Tuesday, April 28, 2015

Freedom from Numbers

I've made some pretty big changes since I last posted. The biggest one is that, starting last Tuesday, I no longer count calories or points. I don't weigh my food, but do still measure certain things with measuring cups and spoons. I felt a desperate need to get away from the obsession with numbers that I've had for most of my life. I noticed that when I knew I would be over my calorie allotment, I would just say "screw it", and go WAY over (like every weekend.) I started by not tracking my exercise, because I had started to see it as a means to eat more, and nothing else. It also seemed to give me license to overeat. Once I stopped doing that, I decided to stop counting calories period, but the idea of not tracking at all scared me. I found a free app called Two Grand, which I love! All I do is post pictures of everything I eat, track my water, and track whether or not I achieve any goals I've set (the app provides lots of suggestions.) It sounds strange, but simply stopping to take a picture of what I'm eating, and knowing that those who follow me on the app will see it, makes me much more mindful of what I'm putting in my mouth. I haven't binged since I started! Not to say I haven't enjoyed myself and eaten treats, sometimes more than I would've liked, but it's kept me from going off the deep end. I also love tracking my water and my goals. The app makes it so easy and fun! I started simple, with a goal of 48 oz of water a day, and not eating after 9 pm. I've achieved both goals everyday since I started!

I've also dramatically changed my thinking about exercise. I've started taking a 1.5-3 mile walk each day (usually about 2 miles) with Marty. I'm not sure which of us looks forward to it more! I get a 24 oz coffee from Wawa, listen to a podcast, and we enjoy the (finally) beautiful weather. I had gotten back into strength training, and then started listening to the Lift Like a Girl podcast, hosted by Nia Shanks. Last night I decided to order and download her 3x3x3 strength training program, which I started today. 3 exercises, 3 reps each, 3 workouts a week, for 10 weeks. Today went well, and I can't wait to see where I am at the end.
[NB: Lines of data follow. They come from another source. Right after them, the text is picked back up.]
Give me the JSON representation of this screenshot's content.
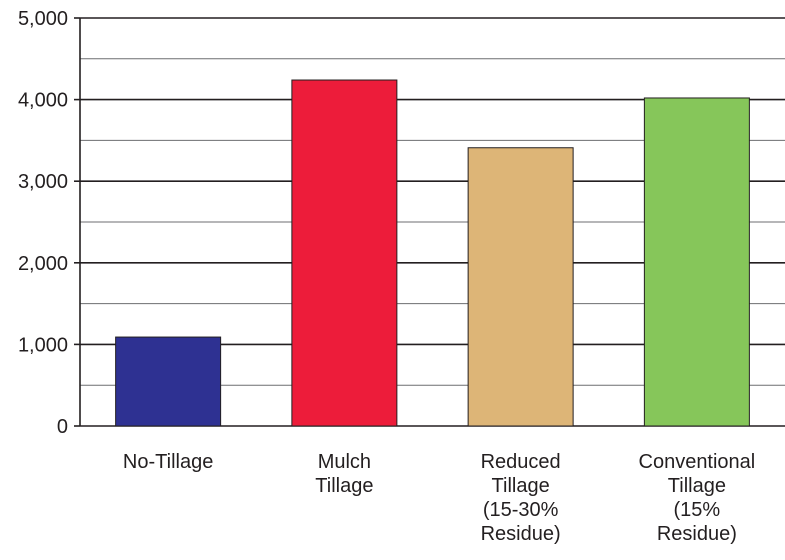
{
  "chart_data": {
    "type": "bar",
    "categories": [
      "No-Tillage",
      "Mulch\nTillage",
      "Reduced\nTillage\n(15-30%\nResidue)",
      "Conventional\nTillage\n(15%\nResidue)"
    ],
    "values": [
      1090,
      4240,
      3410,
      4020
    ],
    "colors": [
      "#2e3192",
      "#ed1c3a",
      "#ddb577",
      "#86c65a"
    ],
    "ylim": [
      0,
      5000
    ],
    "yticks": [
      0,
      1000,
      2000,
      3000,
      4000,
      5000
    ],
    "ytick_labels": [
      "0",
      "1,000",
      "2,000",
      "3,000",
      "4,000",
      "5,000"
    ],
    "minor_gridlines": true,
    "title": "",
    "xlabel": "",
    "ylabel": ""
  }
}
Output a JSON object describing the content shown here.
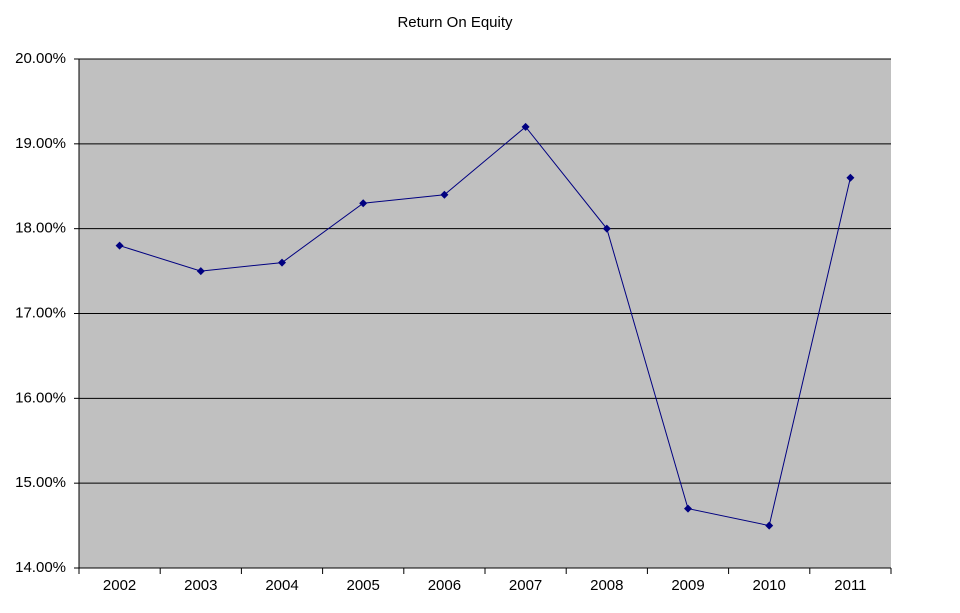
{
  "chart_data": {
    "type": "line",
    "title": "Return On Equity",
    "categories": [
      "2002",
      "2003",
      "2004",
      "2005",
      "2006",
      "2007",
      "2008",
      "2009",
      "2010",
      "2011"
    ],
    "values": [
      17.8,
      17.5,
      17.6,
      18.3,
      18.4,
      19.2,
      18.0,
      14.7,
      14.5,
      18.6
    ],
    "color": "#000080",
    "ylim": [
      14,
      20
    ],
    "yticks": [
      {
        "value": 14,
        "label": "14.00%"
      },
      {
        "value": 15,
        "label": "15.00%"
      },
      {
        "value": 16,
        "label": "16.00%"
      },
      {
        "value": 17,
        "label": "17.00%"
      },
      {
        "value": 18,
        "label": "18.00%"
      },
      {
        "value": 19,
        "label": "19.00%"
      },
      {
        "value": 20,
        "label": "20.00%"
      }
    ],
    "grid": true,
    "background": "#c0c0c0"
  }
}
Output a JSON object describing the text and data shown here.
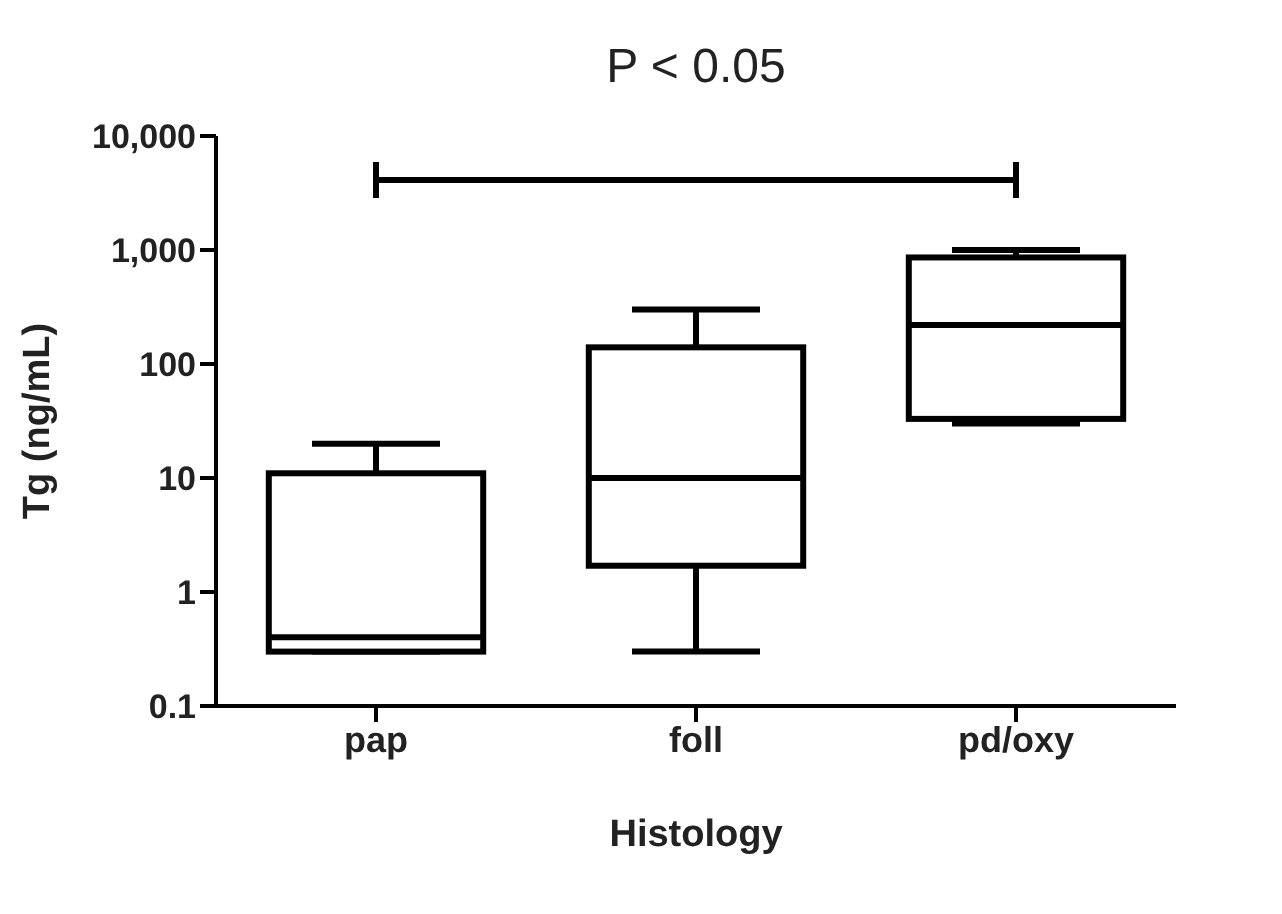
{
  "chart_data": {
    "type": "box",
    "categories": [
      "pap",
      "foll",
      "pd/oxy"
    ],
    "xlabel": "Histology",
    "ylabel": "Tg (ng/mL)",
    "boxes": [
      {
        "low": 0.3,
        "q1": 0.3,
        "median": 0.4,
        "q3": 11,
        "high": 20
      },
      {
        "low": 0.3,
        "q1": 1.7,
        "median": 10,
        "q3": 140,
        "high": 300
      },
      {
        "low": 30,
        "q1": 33,
        "median": 220,
        "q3": 860,
        "high": 1000
      }
    ],
    "color": "#000000",
    "log": "y",
    "ylim": [
      0.1,
      10000
    ],
    "yticks": [
      0.1,
      1,
      10,
      100,
      {
        "value": 1000,
        "label": "1,000"
      },
      {
        "value": 10000,
        "label": "10,000"
      }
    ],
    "annotations": [
      "P < 0.05"
    ]
  }
}
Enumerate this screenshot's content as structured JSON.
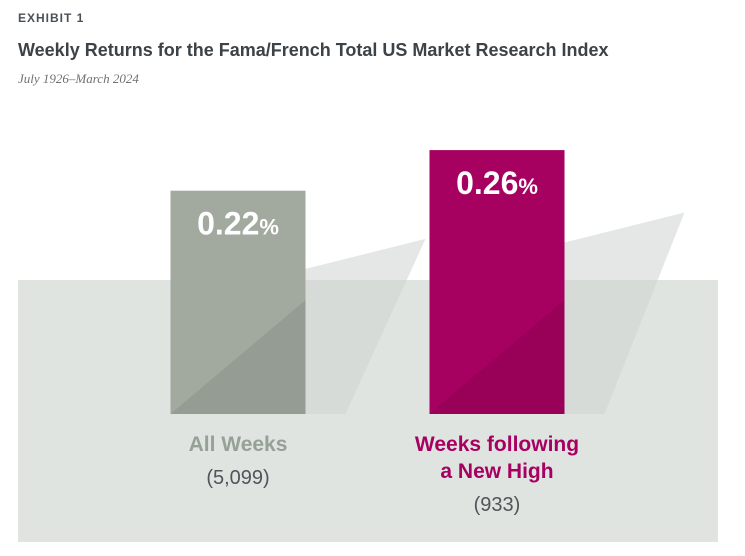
{
  "header": {
    "exhibit": "EXHIBIT 1",
    "title": "Weekly Returns for the Fama/French Total US Market Research Index",
    "subtitle": "July 1926–March 2024"
  },
  "colors": {
    "all_weeks": "#a2aaa0",
    "new_high": "#a60060",
    "backdrop": "#dfe4e1",
    "label_all": "#96a096",
    "label_new": "#a60060"
  },
  "chart_data": {
    "type": "bar",
    "categories": [
      "All Weeks",
      "Weeks following a New High"
    ],
    "category_lines": [
      [
        "All Weeks"
      ],
      [
        "Weeks following",
        "a New High"
      ]
    ],
    "counts": [
      "(5,099)",
      "(933)"
    ],
    "values": [
      0.22,
      0.26
    ],
    "value_labels": [
      "0.22",
      "0.26"
    ],
    "unit": "%",
    "xlabel": "",
    "ylabel": "",
    "grid": false
  }
}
I don't feel like I've lost any weight in the past week, nor do my clothes feel different. Of course I still want to fit back into all of the clothes in my closet that don't fit, and hope that that will happen sooner rather than later. However, I'm starting to accept the fact that, if I continue to eat the way I'm eating now (in a mostly healthy, not restrictive, still enjoyable way), and get in my strength training and walks, and those clothes STILL don't fit, then I may have to buy a size 8 jeans. I'm pretty sure I'll live. For the first time in a long time, I just eat, I just walk, I just lift. I'm not counting anything, I'm not worrying about it, I'm not training, I'm not planning. I'm just living, and I'm loving it.